Police matched a stag shot illegally on 9000-acre Glenfinnan Estate to blood found in the former fencing contractor’s van.
As Kennedy has been jailed twice for poaching offences local estate owners were shocked when Sheriff Davidson finied him £100 last year.
The sheriff smiled at the details of Kennedy’s Glenfinnan escapade, which he admitted, saying: “It seems old habits die hard.”
When Kennedy’s lawyer told the sheriff there had been a gap of several years in his client’s appearances in court which meant he had been of good behaviour, the sheriff replied, “or wasn’t caught”.
At his appeal, Kennedy told how he started his working life as an assistant gamekeeper but sometimes had to do his boss’s job.
He said: “Sometimes the head-keeper would say ‘I’m off for a dram’ and would not return for two weeks.”
And Morar gamekeeper Robert Grant, 47, who gave evidence for the police, said he only met Kennedy once:“and that was sitting next to him at a table at the Poacher’s Ball at Roy Bridge several years ago”.
Police found out Kennedy had been paid £20,000 by a local game dealer for supplying deer to him for just three years.
Kennedy was unavailable for comment on losing the appeal.

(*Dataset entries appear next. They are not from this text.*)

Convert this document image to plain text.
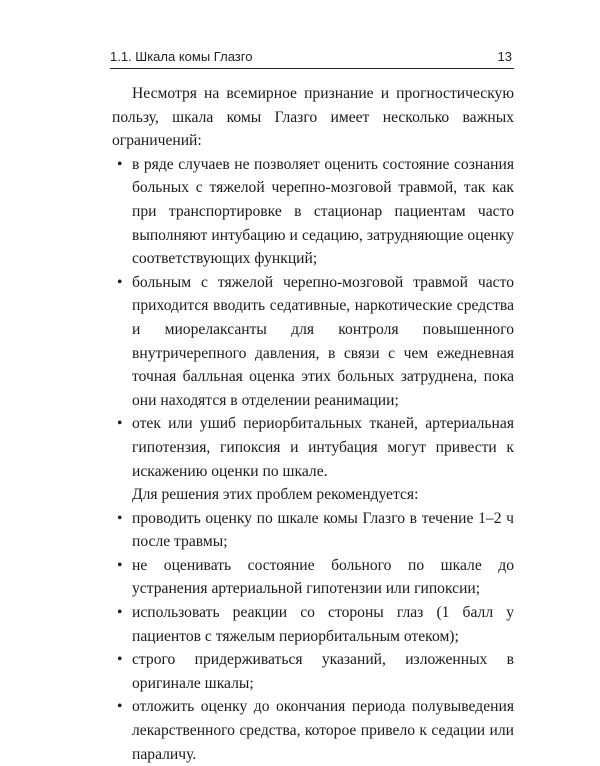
1.1. Шкала комы Глазго	13

Несмотря на всемирное признание и прогностическую пользу, шкала комы Глазго имеет несколько важных ограничений:

• в ряде случаев не позволяет оценить состояние сознания больных с тяжелой черепно-мозговой травмой, так как при транспортировке в стационар пациентам часто выполняют интубацию и седацию, затрудняющие оценку соответствующих функций;
• больным с тяжелой черепно-мозговой травмой часто приходится вводить седативные, наркотические средства и миорелаксанты для контроля повышенного внутричерепного давления, в связи с чем ежедневная точная балльная оценка этих больных затруднена, пока они находятся в отделении реанимации;
• отек или ушиб периорбитальных тканей, артериальная гипотензия, гипоксия и интубация могут привести к искажению оценки по шкале.

Для решения этих проблем рекомендуется:

• проводить оценку по шкале комы Глазго в течение 1–2 ч после травмы;
• не оценивать состояние больного по шкале до устранения артериальной гипотензии или гипоксии;
• использовать реакции со стороны глаз (1 балл у пациентов с тяжелым периорбитальным отеком);
• строго придерживаться указаний, изложенных в оригинале шкалы;
• отложить оценку до окончания периода полувыведения лекарственного средства, которое привело к седации или параличу.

A local estate factor who asked not to be named yesterday commented: “James is an OK guy but a legendary poacher all his days in the west Highlands.
“I think he quite enjoys the notoriety and the title Prince of Poachers. I just wonder if his poaching days are really over despite the loss of his firearms certificate.”
Outside court following his conviction in February, 2015, Kennedy was asked if that was him finished with poaching.
He replied: “Of course,” and winked.